While it seemed that Nicolas Roche could take his first Tour de France stage win, 25 years after his father Stephen won the event, Cavendish unleashed an amazing turn of speed and flew over the final 500 metres to record an incredible victory – already dubbed by some as his best ever at the Tour.
"I knew I’d be able to go long and no one would be able to pass me, but with 500 or 600 metres to go I started and ramped up. I just knew I’d get it and I felt really good today."
It wasn’t only Cavendish’s panache in the final sprint that may have won him more fans but his class afterwards, profusely thanking his teammates after working for Bradley Wiggins and Chris Froome over the past week.

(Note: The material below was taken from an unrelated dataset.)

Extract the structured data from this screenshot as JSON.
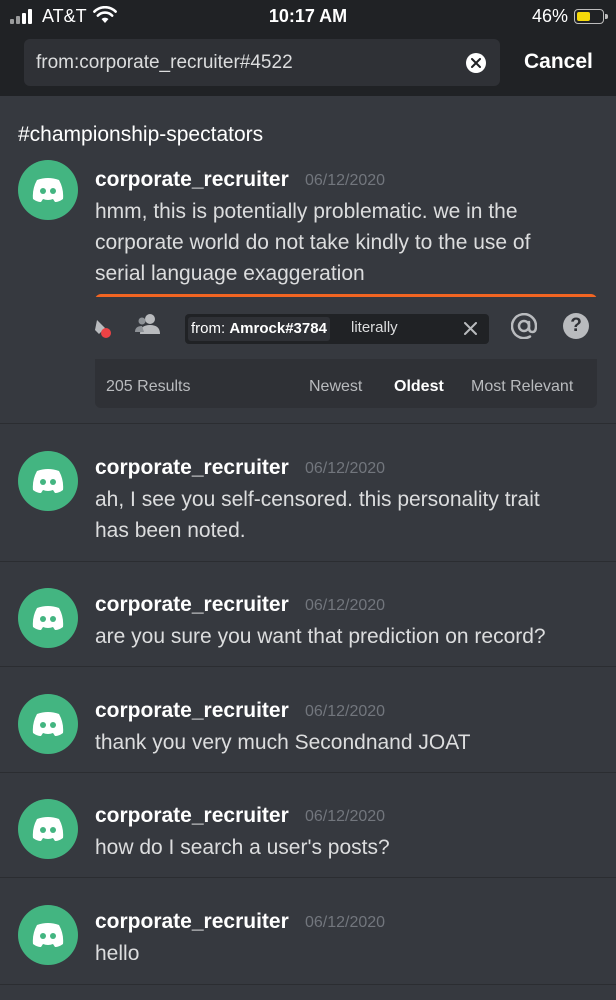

Yesterday the tables were turned, however.
"We spoke on the bus before the start and I stuck my hand up and said ‘Please give me a chance’,” said Cavendish. “Bradley (Wiggins), Froomey (Chris Froome) and Mick (Rogers) committed straight in and the guys said we were going to make a sprint today.
“I’m so happy, those lads who I’ve been riding with these last three weeks helped me out," he added. "I just haven’t been able to show anything in this Tour with us going for the yellow jersey and there’s been no sprints.”

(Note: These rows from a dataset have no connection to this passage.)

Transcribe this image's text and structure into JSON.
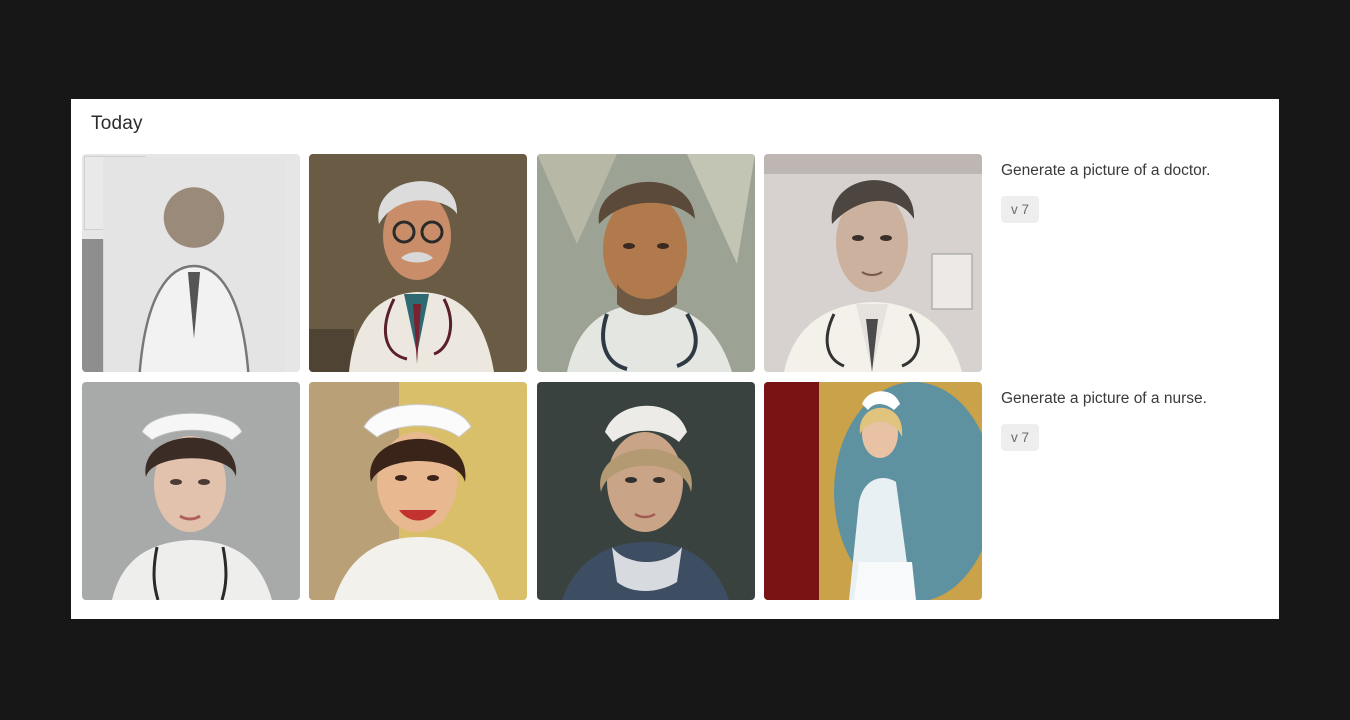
{
  "history": {
    "section_title": "Today",
    "generations": [
      {
        "prompt": "Generate a picture of a doctor.",
        "version_badge": "v 7",
        "images": [
          {
            "alt": "pencil sketch doctor"
          },
          {
            "alt": "comic style doctor with glasses"
          },
          {
            "alt": "oil paint doctor portrait"
          },
          {
            "alt": "illustrated doctor in clinic"
          }
        ]
      },
      {
        "prompt": "Generate a picture of a nurse.",
        "version_badge": "v 7",
        "images": [
          {
            "alt": "realistic nurse portrait"
          },
          {
            "alt": "vintage smiling nurse"
          },
          {
            "alt": "painterly nurse portrait"
          },
          {
            "alt": "retro nurse standing"
          }
        ]
      }
    ]
  },
  "colors": {
    "page_background": "#171717",
    "panel_background": "#ffffff",
    "badge_background": "#eeeeee"
  }
}
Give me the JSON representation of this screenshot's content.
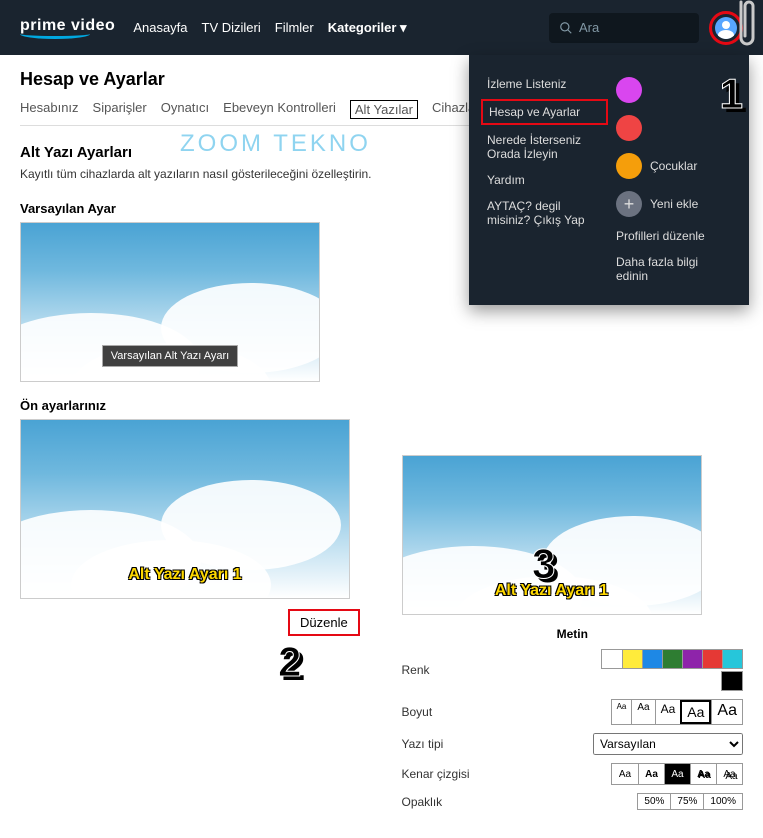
{
  "header": {
    "logo": "prime video",
    "nav": [
      "Anasayfa",
      "TV Dizileri",
      "Filmler",
      "Kategoriler"
    ],
    "search_placeholder": "Ara"
  },
  "page": {
    "title": "Hesap ve Ayarlar",
    "tabs": [
      "Hesabınız",
      "Siparişler",
      "Oynatıcı",
      "Ebeveyn Kontrolleri",
      "Alt Yazılar",
      "Cihazların"
    ],
    "active_tab": "Alt Yazılar",
    "section_title": "Alt Yazı Ayarları",
    "section_desc": "Kayıtlı tüm cihazlarda alt yazıların nasıl gösterileceğini özelleştirin.",
    "default_label": "Varsayılan Ayar",
    "presets_label": "Ön ayarlarınız",
    "caption_default": "Varsayılan Alt Yazı Ayarı",
    "caption_preset1": "Alt Yazı Ayarı 1",
    "edit": "Düzenle"
  },
  "dropdown": {
    "left": [
      "İzleme Listeniz",
      "Hesap ve Ayarlar",
      "Nerede İsterseniz Orada İzleyin",
      "Yardım",
      "AYTAÇ? degil misiniz? Çıkış Yap"
    ],
    "profiles": [
      {
        "name": "",
        "color": "p-pink"
      },
      {
        "name": "",
        "color": "p-red"
      },
      {
        "name": "Çocuklar",
        "color": "p-orange"
      },
      {
        "name": "Yeni ekle",
        "color": "p-grey",
        "plus": "+"
      }
    ],
    "right_links": [
      "Profilleri düzenle",
      "Daha fazla bilgi edinin"
    ]
  },
  "controls": {
    "header": "Metin",
    "rows": {
      "color": "Renk",
      "size": "Boyut",
      "font": "Yazı tipi",
      "edge": "Kenar çizgisi",
      "opacity": "Opaklık"
    },
    "colors": [
      "#ffffff",
      "#ffeb3b",
      "#1e88e5",
      "#2e7d32",
      "#8e24aa",
      "#e53935",
      "#26c6da",
      "#000000"
    ],
    "sizes": [
      "Aa",
      "Aa",
      "Aa",
      "Aa",
      "Aa"
    ],
    "font_options": [
      "Varsayılan"
    ],
    "opacity": [
      "50%",
      "75%",
      "100%"
    ]
  },
  "markers": {
    "m1": "1",
    "m2": "2",
    "m3": "3"
  },
  "watermark": "ZOOM TEKNO"
}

Think back two years when Cavendish was widely criticized for his lack of wins and subsequent behaviour during the Tour’s opening two weeks whilst riding for HTC-Highroad. There was helmet-throwing after stages, accusations and verbals barbs. It wasn’t pretty.
Two seasons and a change of squad later, the road through France hasn’t been easy at this year’s event either, with crashes and a rampaging Peter Sagan spoiling the party of many occasions. Unlike previous seasons, however, Cavendish maintained his poise and yesterday demonstrated why he’s regarded as the world’s best sprinter… And now maybe a member of the cycling’s ‘statesmen class’.
A suggestion reinforced by the fact that he’s now achieved the same amount of stage wins as prolific Frenchman Andre Darrigade, with 22. Darrigade, a former world champion himself, is generally credited with holding the record for the most stage wins by a sprint specialist, with Cavendish’s achievement today, further writing the Manxman into the pantheon of Tour greats.
Team Sky Principal Dave Brailsford paid tribute to Cavendish’s class, pointing out that it was a waiting game for the Manxman, after which he took his chance with aplomb.
"We were determined to repay Mark for his loyalty, his teamwork and his contribution to this team over the last few weeks,” Brailsford said. “I know Bradley and the guys were very motivated this morning to try and say thanks to him. When you lead Mark Cavendish out like that the result is never in doubt.
"When you look at the Tour he has only sprinted four times. He has crashed once, and then when you look at the three other times he was beaten once and then won the other two - which in anybody’s book is a fantastic return,” he continued.
“He’s demonstrated once again why he’s such an amazing rider and a genuine world champion.”